- Supreme Court of the United States

Argued March 2, 1971 Decided June 28, 1971
- Full case name: Tilton v. Richardson
- Citations: 403 U.S. 672 (more) 9 S. Ct. 2091; 29 L. Ed. 2d 790

Case history
- Prior: 312 F. Supp. 11911

Holding
- One-time construction grants to religious colleges and universities under Title I of the Higher Education Facilities Act of 1963 do not violate the Establishment or Free Exercise clauses of the First Amendment.

Court membership
- Chief Justice Warren E. Burger Associate Justices Hugo Black · William O. Douglas John M. Harlan II · William J. Brennan Jr. Potter Stewart · Byron White Thurgood Marshall · Harry Blackmun

Case opinions
- Plurality: Burger, joined by Harlan, Stewart, Blackmun
- Concurrence: White
- Dissent: Douglas, joined by Black, Marshall
- Dissent: Brennan

Laws applied
- U.S. Const. amends. I

= Tilton v. Richardson =

Tilton v. Richardson, 403 U.S. 672 (1971), was a United States Supreme Court case holding that one-time construction grants to religious colleges and universities under Title I of the Higher Education Facilities Act of 1963 do not violate the Establishment or Free Exercise clauses of the First Amendment. Applying the effect prong of the Lemon test, the Court severs and strikes down one provision of the Act that limited enforcement of secular use restrictions to a 20-year period.

== Background ==

Title I of the Higher Education Facilities Act of 1963 provided construction grants limited to buildings and facilities that were "exclusively for secular educational, purposes".

Federal taxpayers filed a lawsuit challenging five projects at four church-related colleges in Connecticut. The district court found that the act was constitutional.

== Supreme Court ==

In a split 5–4 decision the Court upheld the constitutionality of the federal construction grants under the Establishment and Free Exercise clauses. Tilton was decided on the same day as Lemon v. Kurtzman and the Lemon criteria were applied for the Establishment question.

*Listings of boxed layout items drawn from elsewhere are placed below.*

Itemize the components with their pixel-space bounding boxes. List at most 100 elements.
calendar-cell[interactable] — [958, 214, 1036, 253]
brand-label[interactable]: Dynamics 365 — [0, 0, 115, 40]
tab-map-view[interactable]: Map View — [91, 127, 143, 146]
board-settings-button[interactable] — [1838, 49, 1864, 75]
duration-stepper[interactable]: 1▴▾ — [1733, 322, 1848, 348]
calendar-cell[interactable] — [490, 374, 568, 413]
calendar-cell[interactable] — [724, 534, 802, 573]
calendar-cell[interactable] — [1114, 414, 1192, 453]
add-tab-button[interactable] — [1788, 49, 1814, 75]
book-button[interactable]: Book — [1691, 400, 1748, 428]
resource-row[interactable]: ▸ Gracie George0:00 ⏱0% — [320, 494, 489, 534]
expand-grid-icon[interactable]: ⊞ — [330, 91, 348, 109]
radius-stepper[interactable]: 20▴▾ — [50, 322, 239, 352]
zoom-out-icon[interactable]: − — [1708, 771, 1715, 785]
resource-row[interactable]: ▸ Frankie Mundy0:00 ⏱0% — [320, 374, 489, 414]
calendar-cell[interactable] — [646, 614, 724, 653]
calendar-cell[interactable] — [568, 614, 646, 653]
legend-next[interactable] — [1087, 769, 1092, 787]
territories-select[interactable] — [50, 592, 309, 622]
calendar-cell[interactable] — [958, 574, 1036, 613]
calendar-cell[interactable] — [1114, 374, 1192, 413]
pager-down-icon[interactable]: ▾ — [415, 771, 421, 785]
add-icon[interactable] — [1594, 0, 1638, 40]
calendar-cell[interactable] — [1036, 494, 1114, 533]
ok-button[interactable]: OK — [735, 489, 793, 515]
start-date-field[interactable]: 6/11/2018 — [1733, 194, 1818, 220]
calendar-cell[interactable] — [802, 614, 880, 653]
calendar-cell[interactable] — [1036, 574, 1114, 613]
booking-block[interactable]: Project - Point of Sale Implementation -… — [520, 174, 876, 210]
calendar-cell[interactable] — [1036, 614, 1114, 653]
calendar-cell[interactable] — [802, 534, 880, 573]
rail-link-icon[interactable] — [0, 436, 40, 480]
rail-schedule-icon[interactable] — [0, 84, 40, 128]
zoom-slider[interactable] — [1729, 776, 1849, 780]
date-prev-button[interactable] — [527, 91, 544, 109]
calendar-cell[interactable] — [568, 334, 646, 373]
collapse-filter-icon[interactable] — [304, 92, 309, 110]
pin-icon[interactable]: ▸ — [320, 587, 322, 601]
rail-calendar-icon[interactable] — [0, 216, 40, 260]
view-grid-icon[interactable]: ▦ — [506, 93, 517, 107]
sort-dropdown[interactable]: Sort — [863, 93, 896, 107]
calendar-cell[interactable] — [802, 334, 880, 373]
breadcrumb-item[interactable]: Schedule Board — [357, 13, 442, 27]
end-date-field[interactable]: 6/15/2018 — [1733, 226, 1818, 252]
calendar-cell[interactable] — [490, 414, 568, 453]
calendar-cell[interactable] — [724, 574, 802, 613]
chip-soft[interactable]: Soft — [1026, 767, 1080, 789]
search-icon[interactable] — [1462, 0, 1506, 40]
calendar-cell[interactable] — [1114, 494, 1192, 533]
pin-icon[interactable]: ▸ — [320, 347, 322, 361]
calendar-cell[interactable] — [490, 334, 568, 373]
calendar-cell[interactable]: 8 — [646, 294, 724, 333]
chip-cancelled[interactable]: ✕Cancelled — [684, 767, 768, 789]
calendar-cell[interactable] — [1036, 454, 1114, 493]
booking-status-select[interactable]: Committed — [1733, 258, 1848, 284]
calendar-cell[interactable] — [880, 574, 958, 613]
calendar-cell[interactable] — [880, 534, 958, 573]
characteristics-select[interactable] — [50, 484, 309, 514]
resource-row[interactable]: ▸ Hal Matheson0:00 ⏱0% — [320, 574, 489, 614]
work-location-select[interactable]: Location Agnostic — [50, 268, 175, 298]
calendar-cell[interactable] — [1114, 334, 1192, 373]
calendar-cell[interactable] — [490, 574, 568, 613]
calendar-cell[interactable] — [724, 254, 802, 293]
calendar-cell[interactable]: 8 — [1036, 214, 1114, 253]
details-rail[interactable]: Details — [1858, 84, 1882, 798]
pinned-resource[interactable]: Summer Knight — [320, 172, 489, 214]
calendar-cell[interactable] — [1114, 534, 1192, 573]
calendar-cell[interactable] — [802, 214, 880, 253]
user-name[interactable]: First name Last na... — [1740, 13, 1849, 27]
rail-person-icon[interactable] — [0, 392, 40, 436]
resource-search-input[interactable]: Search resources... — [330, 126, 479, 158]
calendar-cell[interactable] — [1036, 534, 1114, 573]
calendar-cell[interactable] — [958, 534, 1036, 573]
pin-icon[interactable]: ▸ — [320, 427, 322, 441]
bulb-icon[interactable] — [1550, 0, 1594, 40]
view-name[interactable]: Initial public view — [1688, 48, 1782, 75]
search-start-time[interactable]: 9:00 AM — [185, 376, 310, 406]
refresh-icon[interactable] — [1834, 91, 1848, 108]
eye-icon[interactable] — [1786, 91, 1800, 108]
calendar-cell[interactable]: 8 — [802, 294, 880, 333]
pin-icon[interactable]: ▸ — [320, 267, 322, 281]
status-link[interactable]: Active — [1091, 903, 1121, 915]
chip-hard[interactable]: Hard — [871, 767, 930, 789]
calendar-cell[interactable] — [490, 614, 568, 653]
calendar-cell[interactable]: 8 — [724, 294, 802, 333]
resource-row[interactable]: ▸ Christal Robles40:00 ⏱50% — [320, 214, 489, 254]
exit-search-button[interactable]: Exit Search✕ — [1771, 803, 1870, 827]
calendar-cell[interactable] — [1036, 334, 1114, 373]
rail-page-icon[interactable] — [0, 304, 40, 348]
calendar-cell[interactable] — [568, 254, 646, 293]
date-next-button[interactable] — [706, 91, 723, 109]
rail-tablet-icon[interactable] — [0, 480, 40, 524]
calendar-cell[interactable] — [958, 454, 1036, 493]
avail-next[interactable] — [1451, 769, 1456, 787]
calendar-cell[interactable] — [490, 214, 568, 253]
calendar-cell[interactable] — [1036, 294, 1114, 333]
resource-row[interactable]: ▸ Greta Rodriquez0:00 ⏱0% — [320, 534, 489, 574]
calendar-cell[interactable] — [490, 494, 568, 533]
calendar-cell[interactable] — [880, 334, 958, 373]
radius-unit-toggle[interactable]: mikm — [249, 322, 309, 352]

=== Plurality decision ===

Writing for the Court, Chief Justice Warren Burger explained that theLemon criteria were "guidelines with which to identify instances in which the objectives of the Religion Clauses have been impaired". They found that the act had a legitimate secular purpose to accommodate "rapidly growing" numbers of students pursuing higher education. Citing Bradfield v. Roberts, Everson v. Board of Education, Board of Ed. of Central School Dist. No. 1 v. Allen and Walz v. Tax Comm'n of the City of New York they rejected appellants "simplistic argument" that the Establishment Clause requires a blanket ban on financial aid to religious organizations: "The crucial question is not whether some benefit accrues to a religious institution as a consequence of the legislative program, but whether its principal or primary effect advances religion".

Allen is remembered for expanding Eversons holding upholding the constitutionality of a student transportation reimbursement where the benefit to religious schools was considered incidental to the secular legislative purpose of providing safe transportation to students. Even though textbooks loans were more closely related to the teaching function of the school than the transportation reimbursement upheld in Everson the Court would not assume that "religiosity in parochial elementary and secondary schools necessarily permeates the secular education that they provide" without evidence.

Based on the district court's finding that none of the schools involved in the Tilton case had violated the § 751(a)(2) restrictions that prohibited the display of religious symbols and non-secular activities in federally funded buildings the court upheld the constitutionality of the law providing construction grants for exclusively secular-use facilities. The only provision that presented an Establishment concern was § 754(b)(2) placing a 20-year limit on enforceability of the recipient's obligations to not use the facility for religious instruction or worship: "The restrictive obligations of a recipient institution...cannot, compatibly with the Religion Clauses, expire while the building has substantial value". This provision was severed.

The Court said inTilton that the "minimal" inspections required to enforce compliance with secular use restrictions will not result in excessive entanglements between government and religious authorities. College students "are less impressionable and less susceptible to religious indoctrination". The program does not subsidize teachers like the statutes in Lemon. The entanglement that would result from government surveillance over teachers would be excessive. There is less entanglement with a one-time construction grant than continuing payments of teacher salaries that require audits of school expenditures.

The Court did not find there was any coercion directed to religious belief or activity that would infringe the Free Exercise rights of taxpayers.